In anguish the B'nai Khaim, along with thousands of other 
homeless Jews, wait until word comes that husbands, fathers, 
sons, daughters, sisters, brothers, uncles, aunts, cousins had 
been located in New Yark, Cleveland, Buffalo, Chicago. These 
send money and steamship tickets to carry them to America. In 
America they will replant the B'nai Khaim Tree.

Notes to Chapter 2

(1) This is as I recall it from visits there as a teenager 
in 1903-05, and as I have recently gathered from personal 
interviews and correspondence with Knyazher B'nai Khaim in Cleveland, 
Buffalo, Washington, and Los Angeles.
(2) One of these girls and a younger brother used to pay 
the arendar three kopeks an issue for the copy of the newspaper after 
his family was through with it.
(3) For the life of the peasant in Russia at this time see, 
for example, M. Olgin: The Soul of the Russian Revolution; 
in particular, Chapter III. Henry Holt & Co., 1917.

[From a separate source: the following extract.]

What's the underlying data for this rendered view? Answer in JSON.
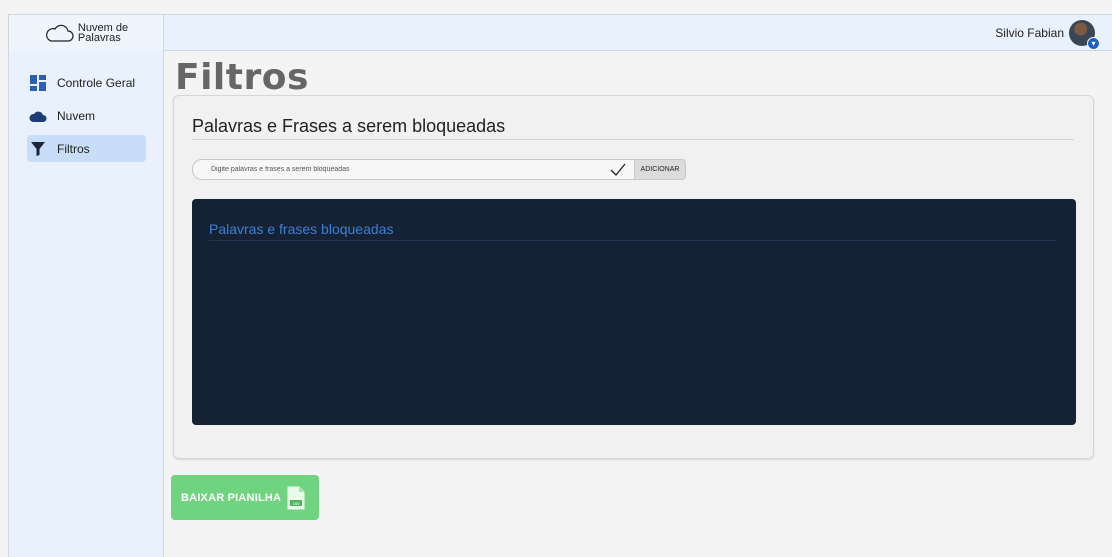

(4) This is from my recollections as a student there 
from 1902 to 1906 (age 14 to 18) and from personal interviews and 
correspondence with relatives now in America.
(5) There is a poignancy in this remark, "my father. . . pious 
as any man in Sokolievka," which will be lost on the reader unless 
explained. This man was not a "Sokolievker" by birth and although 
his name was Kaprov, he was not a Kaprov - born. He had been a 
"Nickolayevsky soldat," a soldier in the cantonment army of 
Tsar Nickolas I where he had served 25 years beginning at the age 
of eight. By the time he was discharged he had lost all trace 
of his family. Wandering in search of them he stumbled into 
Yustingrad. Here he was adopted by the community, named Kaprov, 
given a wife, a hut in which to raise a family and 
a shack in which to sell axle grease for a living. (Zeide Khaim's 
youngest son, who was of about the same age, also sold axle grease.) 
My sister knew all this. I remember the man only as selling 
axle grease and as wearing the peaked cap of a Nikolaevsky soldat. 
However, I knew his family intimately. My brother married one of his 
daughters, and his only son was a pal of mine.